Internet Music War May Be in the Offing
Europeans are taking CEO Jean-Marie Messier's announcement far more seriously than the U.S. media did.
Americans doubt that the model Messier proposes -- a subscription version of Napster -- would draw enough customers to pay off. But Europeans think the plan can work, perhaps because they are more used to paying for things than getting them free.
Universal Music Group and Sony declared a joint venture in May last year "to develop a subscription-based service that will include various music and video offerings for the Internet across multiple platforms," a corporate statement issued at the time said.
Nothing much was done about it until Messier began talking up a challenge to Napster and its sometime partner, German media giant Bertelsmann. So far, the Germans have declined comment on the French initiative.
But Bertelsmann has confirmed the alliance with Napster. Alexander Adler, a spokesman for the Bertelsmann e-Commerce Group, told Reuters that the company would continue to pursue Napster-style technology for its planned online music service.
Messier told the French publication La Tribune that since Universal and Sony were Nos. 1 and 2, respectively, in the world music business, they would control 50 percent of the world's music and could license it on a global basis.
He noted that Duet already has a team in San Francisco working on the details and should be ready to launch more than 10,000 music titles on the Web by the summer. He emphasized that the rights of artists and their copyrights would be protected.

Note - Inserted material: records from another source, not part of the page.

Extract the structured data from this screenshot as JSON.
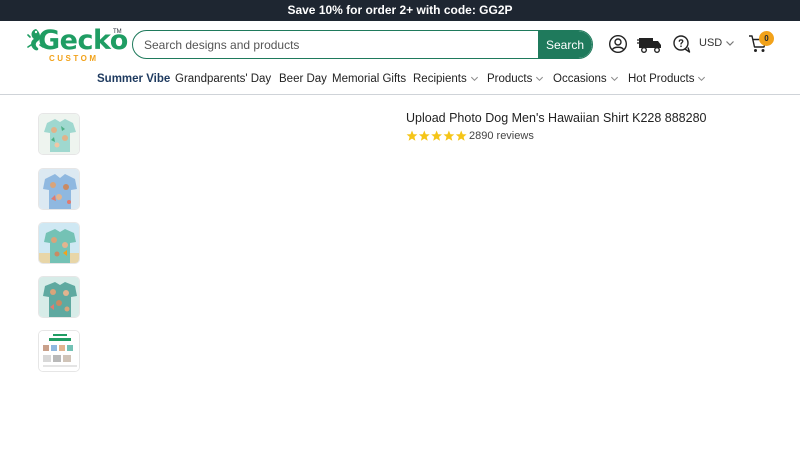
{
  "promo": {
    "text": "Save 10% for order 2+ with code: GG2P"
  },
  "brand": {
    "name": "Gecko",
    "sub": "CUSTOM",
    "tm": "TM"
  },
  "search": {
    "placeholder": "Search designs and products",
    "button_label": "Search"
  },
  "header": {
    "currency": "USD",
    "cart_count": "0"
  },
  "nav": {
    "items": [
      {
        "label": "Summer Vibe",
        "has_dropdown": false,
        "active": true
      },
      {
        "label": "Grandparents' Day",
        "has_dropdown": false
      },
      {
        "label": "Beer Day",
        "has_dropdown": false
      },
      {
        "label": "Memorial Gifts",
        "has_dropdown": false
      },
      {
        "label": "Recipients",
        "has_dropdown": true
      },
      {
        "label": "Products",
        "has_dropdown": true
      },
      {
        "label": "Occasions",
        "has_dropdown": true
      },
      {
        "label": "Hot Products",
        "has_dropdown": true
      }
    ]
  },
  "product": {
    "title": "Upload Photo Dog Men's Hawaiian Shirt K228 888280",
    "rating_stars": 5,
    "reviews_text": "2890 reviews",
    "thumbnail_count": 5
  },
  "colors": {
    "brand_green": "#1f9d63",
    "accent_teal": "#1f7a5c",
    "promo_bg": "#1e2631",
    "badge_orange": "#f2a21a",
    "star_yellow": "#f5c518"
  },
  "icons": [
    "gecko-logo-icon",
    "account-icon",
    "shipping-truck-icon",
    "support-chat-icon",
    "chevron-down-icon",
    "cart-icon",
    "star-icon"
  ]
}
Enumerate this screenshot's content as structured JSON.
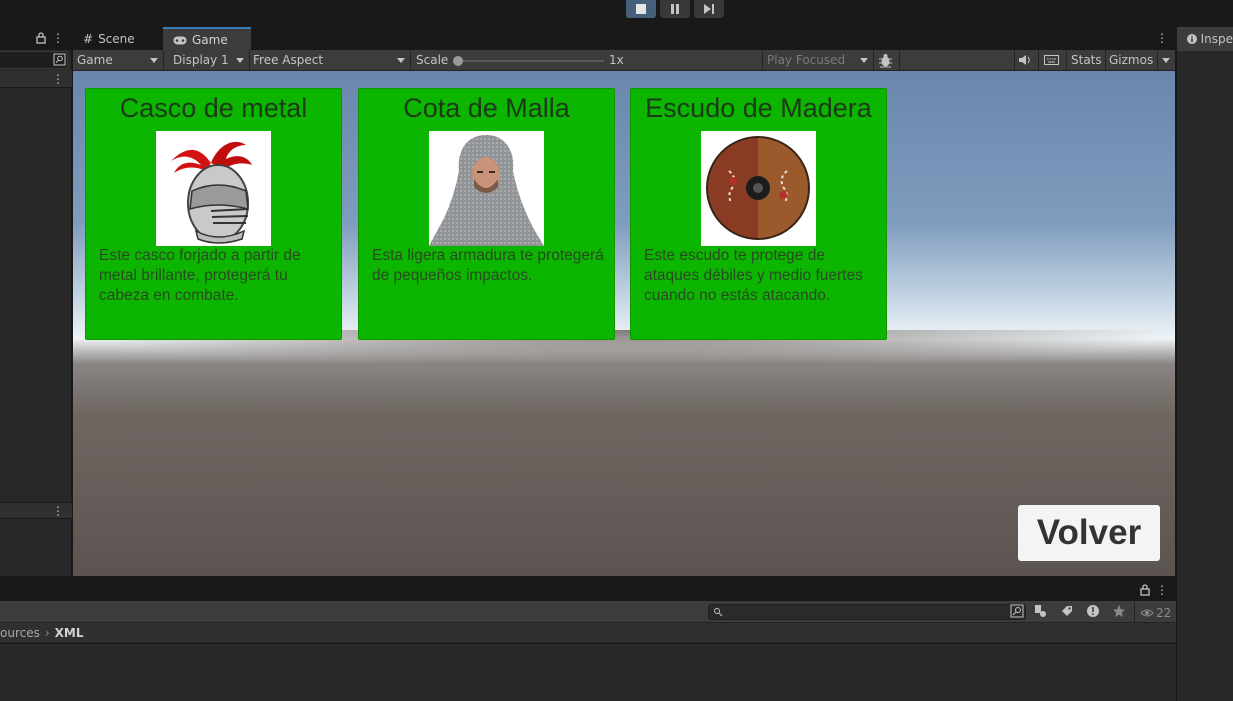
{
  "tabs": {
    "scene": "Scene",
    "game": "Game"
  },
  "toolbar": {
    "mode": "Game",
    "display": "Display 1",
    "aspect": "Free Aspect",
    "scale_label": "Scale",
    "scale_value": "1x",
    "play_focused": "Play Focused",
    "stats": "Stats",
    "gizmos": "Gizmos"
  },
  "items": [
    {
      "title": "Casco de metal",
      "description": "Este casco forjado a partir de metal brillante, protegerá tu cabeza en combate.",
      "icon": "knight-helmet"
    },
    {
      "title": "Cota de Malla",
      "description": "Esta ligera armadura te protegerá de pequeños impactos.",
      "icon": "chainmail-coif"
    },
    {
      "title": "Escudo de Madera",
      "description": "Este escudo te protege de ataques débiles y medio fuertes cuando no estás atacando.",
      "icon": "wooden-shield"
    }
  ],
  "volver_label": "Volver",
  "inspector": {
    "tab_label": "Inspe"
  },
  "project": {
    "breadcrumb": [
      "ources",
      "XML"
    ],
    "visible_count": "22"
  },
  "colors": {
    "card_green": "#0bb500",
    "accent_blue": "#3a79bb"
  }
}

Messier dismissed talk of an alliance with Napster.
Duet plans to finance royalty payments to artists through monthly membership fees paid by individuals who want to download songs or other pieces, much along the same lines as Napster proposed during its U.S. court battles.
Moreover, Duet will develop a security network able to prevent distribution on the Web beyond the targeted recipient.
This summer, European media agreed, could see a donnybrook between the two competitors as each one tries to pull other music companies into "his boat."